11/2/09

THE WAY IT USED TO BE

DIANA JONES
Mill River Body Work
Leeds, MA
October 21, 2009


Music comes in such slick production packages these days that it’s easy to forget that a “concert” used to mean a bunch of folks sitting around in someone’s living room listening to the music instead of dancing to it. As complexity rises, so do costs and this has spawned a cottage-industry throwback: the house concert. Until a few weeks ago it had been years since I attended a musical event in which there was no microphone, amp, or set up of any sort. The glorious voice and repertoire of Diana Jones made me very happy to step back into the past.
When you’ve got a set of pipes as strong and lovely as hers, who needs a mic?

Mill River Body Work is basically a big living room in a private residence that’s big enough for the small yoga classes. A dozen rows of folding chairs, some home-baked goodies that come with the price of admission, a warm cup of coffee, and a roomful of smiles provided the backdrop for Jones’s concert. It was a homecoming of sorts for Jones, who now resides near Nashville; she briefly lived in western Massachusetts. Jones joked that she simply couldn’t take the New England winters and followed that remark with her old-timey “Cold Grey Ground” and its line “When I die don’t bury me/In the cold dirt of the north country.” Although the song is actually a meditation on Civil War soldiers one is tempted to take the Jones’s quip literally. Jones has lived a lot of places but “Cold Grey Ground” is one of numerous songs that indicate she really is a Southern gal by disposition.
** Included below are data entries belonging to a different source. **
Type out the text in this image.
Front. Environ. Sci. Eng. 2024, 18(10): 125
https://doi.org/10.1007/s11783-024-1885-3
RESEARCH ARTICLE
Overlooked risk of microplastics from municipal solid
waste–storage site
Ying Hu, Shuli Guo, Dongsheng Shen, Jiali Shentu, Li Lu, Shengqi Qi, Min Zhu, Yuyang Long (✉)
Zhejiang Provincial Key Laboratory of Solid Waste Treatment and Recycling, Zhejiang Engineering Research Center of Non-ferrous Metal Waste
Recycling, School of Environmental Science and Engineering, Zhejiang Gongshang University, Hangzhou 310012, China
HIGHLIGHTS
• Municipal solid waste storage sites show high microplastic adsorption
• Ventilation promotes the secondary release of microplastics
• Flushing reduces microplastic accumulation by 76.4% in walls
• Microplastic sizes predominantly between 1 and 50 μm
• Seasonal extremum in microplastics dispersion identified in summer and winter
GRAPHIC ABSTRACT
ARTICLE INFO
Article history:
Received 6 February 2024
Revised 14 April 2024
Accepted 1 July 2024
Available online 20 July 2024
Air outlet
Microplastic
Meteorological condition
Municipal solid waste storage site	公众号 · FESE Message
Her voice retains the twang of her birthplace in Tennessee and her repertoire favors Appalachian-tinged Country folk, the likes of which has been covered by artists such as Joan Baez, Mary Gauthier, and Nanci Griffith.

The Leeds concert was a testament to the intimacy of the setting and the power of small things done well. Jones spoke freely of her adoption as a child and her successful search for her birth parents. Artistically it led to the song “Pony,” an imagined journey of a Dakota girl taken from her home by missionaries, complete with an expertly rendered Native chant. She trotted several new songs, material from My Remembrance of You (2006) and Better Times Will Come (2009). She also intrigued on an antique tenor guitar, a four-stringed instrument that’s a cross between a mandolin and an acoustic guitar. Among the evening’s highlights was a particularly well done version of her love-as-a-gamble “All My Money on You.” Who needs the glitz and glamour? Jones’s expressive vocals, poignant songs, disarming honesty, and nicely crafted arrangements turned a living room into a palace.